Comparative in vitro activity of gemifloxacin to other fluoroquinolones and non-quinolone agents against Streptococcus pneumoniae, Haemophilus influenzae and Moraxella catarrhalis in the United States in 1999-2000

This study was undertaken to assess the in vitro activity of gemifloxacin, five other fluoroquinolone antimicrobial agents (ciprofloxacin, gatifloxacin, levofloxacin, moxifloxacin and ofloxacin) and other non-quinolone comparator agents (ampicillin, erythromycin, clindamycin, doxycycline, penicillin and trimethoprim/sulphamethoxazole) against Streptococcus pneumoniae collected in the United States.

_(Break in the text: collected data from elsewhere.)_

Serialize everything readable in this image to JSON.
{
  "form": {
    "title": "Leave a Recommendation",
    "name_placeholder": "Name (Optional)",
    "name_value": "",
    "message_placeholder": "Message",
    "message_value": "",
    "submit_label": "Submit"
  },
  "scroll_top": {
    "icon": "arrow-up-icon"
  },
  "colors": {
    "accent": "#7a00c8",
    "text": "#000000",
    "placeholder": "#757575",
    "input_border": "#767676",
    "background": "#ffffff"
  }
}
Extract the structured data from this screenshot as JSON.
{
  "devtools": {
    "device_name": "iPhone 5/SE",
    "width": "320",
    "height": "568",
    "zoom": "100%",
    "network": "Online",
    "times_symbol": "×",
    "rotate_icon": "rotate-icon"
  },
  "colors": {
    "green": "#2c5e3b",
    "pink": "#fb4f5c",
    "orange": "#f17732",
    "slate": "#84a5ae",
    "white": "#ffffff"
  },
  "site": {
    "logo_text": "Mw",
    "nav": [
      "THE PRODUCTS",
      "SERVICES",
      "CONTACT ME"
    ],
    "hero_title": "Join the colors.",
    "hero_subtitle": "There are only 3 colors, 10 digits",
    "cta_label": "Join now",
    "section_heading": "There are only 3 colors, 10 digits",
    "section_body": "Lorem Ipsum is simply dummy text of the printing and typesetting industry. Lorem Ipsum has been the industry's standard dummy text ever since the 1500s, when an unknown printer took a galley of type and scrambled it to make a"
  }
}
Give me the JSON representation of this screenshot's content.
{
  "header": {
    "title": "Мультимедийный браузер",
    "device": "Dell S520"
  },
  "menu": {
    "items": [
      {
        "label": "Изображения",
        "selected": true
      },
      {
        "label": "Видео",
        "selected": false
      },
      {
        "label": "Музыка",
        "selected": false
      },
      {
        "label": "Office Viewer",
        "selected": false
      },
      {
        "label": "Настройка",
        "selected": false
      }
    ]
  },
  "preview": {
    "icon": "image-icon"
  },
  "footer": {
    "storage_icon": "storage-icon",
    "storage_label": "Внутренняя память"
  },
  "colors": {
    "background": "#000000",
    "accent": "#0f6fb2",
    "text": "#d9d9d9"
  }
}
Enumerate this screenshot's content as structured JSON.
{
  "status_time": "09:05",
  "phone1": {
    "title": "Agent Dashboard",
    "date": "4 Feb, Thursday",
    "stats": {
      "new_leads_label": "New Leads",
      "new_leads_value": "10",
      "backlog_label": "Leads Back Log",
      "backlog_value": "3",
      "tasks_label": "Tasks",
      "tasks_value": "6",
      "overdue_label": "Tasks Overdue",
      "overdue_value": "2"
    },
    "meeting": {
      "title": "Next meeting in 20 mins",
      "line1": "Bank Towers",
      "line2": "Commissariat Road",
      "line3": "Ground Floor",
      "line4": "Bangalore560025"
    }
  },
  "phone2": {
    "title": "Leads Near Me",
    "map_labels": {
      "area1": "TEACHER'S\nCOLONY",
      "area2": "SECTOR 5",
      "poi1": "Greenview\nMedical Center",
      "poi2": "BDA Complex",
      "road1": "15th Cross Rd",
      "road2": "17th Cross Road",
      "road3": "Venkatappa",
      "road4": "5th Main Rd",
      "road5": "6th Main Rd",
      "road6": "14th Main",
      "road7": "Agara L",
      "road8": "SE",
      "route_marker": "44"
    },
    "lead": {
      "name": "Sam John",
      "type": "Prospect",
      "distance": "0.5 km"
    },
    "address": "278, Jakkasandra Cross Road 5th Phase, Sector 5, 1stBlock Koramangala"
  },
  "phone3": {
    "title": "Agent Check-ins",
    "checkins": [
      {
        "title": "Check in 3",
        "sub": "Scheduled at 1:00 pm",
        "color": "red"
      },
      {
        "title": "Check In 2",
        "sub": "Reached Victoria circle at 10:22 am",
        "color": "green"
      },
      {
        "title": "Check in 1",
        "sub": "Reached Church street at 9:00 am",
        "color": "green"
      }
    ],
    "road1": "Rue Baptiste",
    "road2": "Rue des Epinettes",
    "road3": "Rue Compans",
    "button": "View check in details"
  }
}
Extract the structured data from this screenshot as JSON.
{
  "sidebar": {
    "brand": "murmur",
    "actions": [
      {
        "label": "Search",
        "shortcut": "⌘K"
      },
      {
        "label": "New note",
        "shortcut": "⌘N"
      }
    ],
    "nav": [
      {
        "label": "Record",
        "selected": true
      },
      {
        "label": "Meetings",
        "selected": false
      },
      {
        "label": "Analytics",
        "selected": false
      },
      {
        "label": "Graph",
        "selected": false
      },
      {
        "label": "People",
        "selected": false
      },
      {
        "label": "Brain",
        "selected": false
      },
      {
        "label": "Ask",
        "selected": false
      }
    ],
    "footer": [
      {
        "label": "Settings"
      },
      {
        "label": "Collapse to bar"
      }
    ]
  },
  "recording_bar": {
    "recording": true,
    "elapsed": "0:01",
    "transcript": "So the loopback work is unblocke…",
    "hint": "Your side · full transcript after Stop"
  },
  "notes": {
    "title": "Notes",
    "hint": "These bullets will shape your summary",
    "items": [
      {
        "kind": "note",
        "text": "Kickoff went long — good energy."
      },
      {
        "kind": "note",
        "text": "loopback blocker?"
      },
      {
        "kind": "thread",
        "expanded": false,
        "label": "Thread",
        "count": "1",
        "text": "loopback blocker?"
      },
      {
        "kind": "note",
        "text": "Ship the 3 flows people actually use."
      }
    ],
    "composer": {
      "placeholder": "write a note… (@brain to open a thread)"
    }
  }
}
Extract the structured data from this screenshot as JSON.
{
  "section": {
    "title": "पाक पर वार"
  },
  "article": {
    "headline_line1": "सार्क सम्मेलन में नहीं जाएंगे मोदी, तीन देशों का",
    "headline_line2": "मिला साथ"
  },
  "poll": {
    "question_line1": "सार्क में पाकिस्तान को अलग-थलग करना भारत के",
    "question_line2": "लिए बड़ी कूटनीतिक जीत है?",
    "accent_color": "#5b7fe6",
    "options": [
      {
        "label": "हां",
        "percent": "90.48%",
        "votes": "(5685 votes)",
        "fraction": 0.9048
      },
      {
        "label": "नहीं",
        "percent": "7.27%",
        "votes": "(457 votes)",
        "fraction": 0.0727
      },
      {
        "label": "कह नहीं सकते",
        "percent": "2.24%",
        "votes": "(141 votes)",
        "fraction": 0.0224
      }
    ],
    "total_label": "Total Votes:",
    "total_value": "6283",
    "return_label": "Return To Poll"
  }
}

Susceptibility testing of 550 S. pneumoniae, 290 Haemophilus influenzae and 205 Moraxella catarrhalis showed that 38.2% of pneumococci were penicillin nonsusceptible, while 26.2 and 95.6% of H. influenzae and M. catarrhalis, respectively, produced beta-lactamase. Overall new fluoroquinolones were the most active agents. The in vitro activity (based on MIC90 in mg/l) of the six fluoroquinolones was gemifloxacin>moxifloxacin>gatifloxacin>levofloxacin>ciprofloxacin and ofloxacin.